Nicolas Winding Refn is one of, if not the most, divisive filmmakers working on the outskirts of Hollywood. The Danish director hit big with Cannes-winner Drive, starring Ryan Gosling, but his later efforts have been received less warmly.
Only God Forgives, which reunited Gosling and NWR, as he now mostly goes by, was panned by the critics and The Neon Demon, although ambitious in its exploration of the predatory and even cannibalistic undertones of the fashion industry, didn’t make quite the splash it was meant to.
Netflix’s new series, Copenhagen Cowboy, often feels like NWR’s greatest hits compilation. It ties together all the director’s favourite themes and his neon-drenched visual style. He has long been accused of valuing style over narrative substance, and Copenhagen Cowboy is another opportunity to make those accusations.
The plot, which there is little of, follows the mysterious, almost mythical Miu (Angela Bundalovic). She is mostly silent, often observing the chaos and violence happening around her. Touted as a good luck charm of sorts, she is moved around Denmark’s seedy, disgusting criminal underworld.

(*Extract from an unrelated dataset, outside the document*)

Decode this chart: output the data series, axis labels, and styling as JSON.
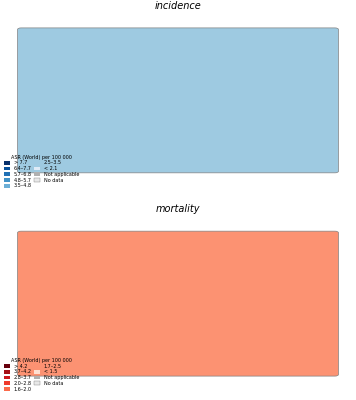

This isn’t NWR’s first foray into TV series. His previous show, Too Old To Die Young, starring Miles Teller, was ambitious, complex and utterly engrossing. Copenhagen Cowboy is NWR working on a smaller, more familiar scale, but it lacks the intrigue of his earlier work.
Copenhagen Cowboy is violent. This is a NWR show, after all, but the sudden bursts of violence are far more subdued and increasingly far apart. NWR also once again pairs violence and sex together. This time, the violators, and occasional victims, of Copenhagen Cowboy, often squeal like pigs. Quite literally, NWR layers actual pig noises into these scenes of brutal, degrading violence.
But whereas in Drive and Too Old To Die Young violence felt like a necessity, an expression of all the repressed feelings, in Copenhagen Cowboy it’s a much more elusive element. NWR has always excelled in finding the beauty and grace in humanity’s worst impulses, and Copenahgen Cowboy has some surprisingly tender moments, but overall the series lacks contrast.
Visually, the first few episodes are dynamic and impressive. If you already love NWR and his signature style – neon lights, slow pans across rooms and static camera positions – you’ll love Copenhagen Cowboy. But it quickly grows tiresome and repetitive, and it loses its effectiveness. What once was new and exciting is now stale and dull.
As far as protagonists go, Miu starts off as a fascinating one. She’s quiet and stoic, not unlike Gosling’s Driver in Drive. But whereas Carey Mulligan’s Irene was our ‘in’ into the Driver’s inner life and his humanity, Miu feels unreachable. We never gain much insight into her or who she really is, what motivates her.
Later episodes reveal a few details from her past, but by then, the series has turned sour, and the narrative has sprawled in multiple different, less exciting directions. It’s a shame because there are some bold artistic choices here, and in many ways, Copenhagen Cowboy feels like NWR operating at his most comfortable and confident.
But maybe that comfort also translates to irrelevance. There is much to enjoy in Copenhagen Cowboy’s first three episodes, but it lacks the pull and depth of NWR’s best work, even if Cliff Martinez’s thumping score is a revelatory one.
Copenhagen Cowboy is now streaming on Netflix.